We as a nation have become too fat, both metaphorically and literally, and we have learned to blame our leaders. We blame corporate CEO’s and elected officials at all levels of government for our problems. We take the benefits of our historically given privilege, live in denial of our complicity in the current state of affairs, and them blame “daddy” for our troubles. In fact most of us are not oppressed and are just behaving as spoiled children. We will never get out of our ecological and social predicaments unless we become mature responsible citizens.

Orin Lyons, an elder Faithkeeper in the Onondaga Nation, said it beautifully in the December issue of [Orion->http://orionmagazine.org/]

…And now we have corporate states, corporations that have the status of states – independent and sovereign, and fealty to no one, no moral law at all. President Bush has said, “Let the market dictate our direction.” Now isn’t that as stupid as you can get. What he said was, let the greed of the people dictate the direction of the Earth. If that’s the basis of a country, then its really lost what you call a primary direction for survival.
This is really the danger today – this empty, senseless lack of leadership. But it doesn’t mean that responsibility isn’t in the hands of the people. To come down to the nut of the whole thing, it’s the people’s responsibility to do something about it. Leadership was never meant to take care of anybody…
…It’s the abdication of responsibility by the people. What was it they said? Of, by, and for the people…

So now let us all get to work for the common good. We will need to examine all the elements of our so called private lives, lives as citizens of WNC, and earth citizens through the lens of sustainability. We will need many technological fixes, but the primary fix will have to come through our hearts and souls.

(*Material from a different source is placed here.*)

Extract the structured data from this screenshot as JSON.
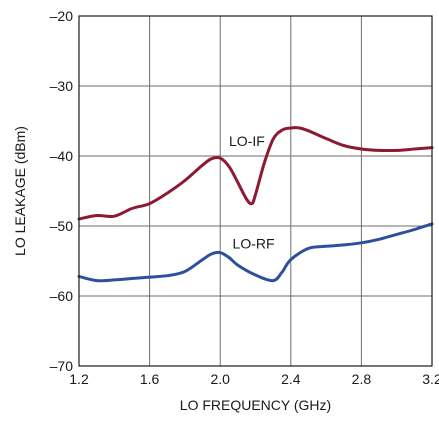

Fundamentally it means that we have to transform our thinking and acting that primarily enhances our individual rights and goals and commits our work to the good of the whole, both human and other than human, earth community.

The effects of climate change, ecological destruction, overpopulation, and peak oil will not be solved by business as usual. We are in the interlude between the greatest comforts that the human species has ever experienced and social and ecological collapse. The next decade or so will be pivotal for our survival.

I hope the ideas that I and the other bloggers present convince you (if you need convincing) of the critical moment in human evolution that we occupy, and the wonderful opportunities available to us. Many great practical ideas will be put forward in these columns. The home page will present events in which you can participate, volunteer opportunities that will become available, and actions that you can take. My personal wish is to challenge your moral imagination and inspire you to become fully committed, so that we can quickly move towards a sustainable earth community.

And like my friend Ned Doyle points out in his first blog, this can be fun. Working together with like minded people creates community, inspires us to our highest potential, and gives our lives meaning – all of which are the foundations of true happiness.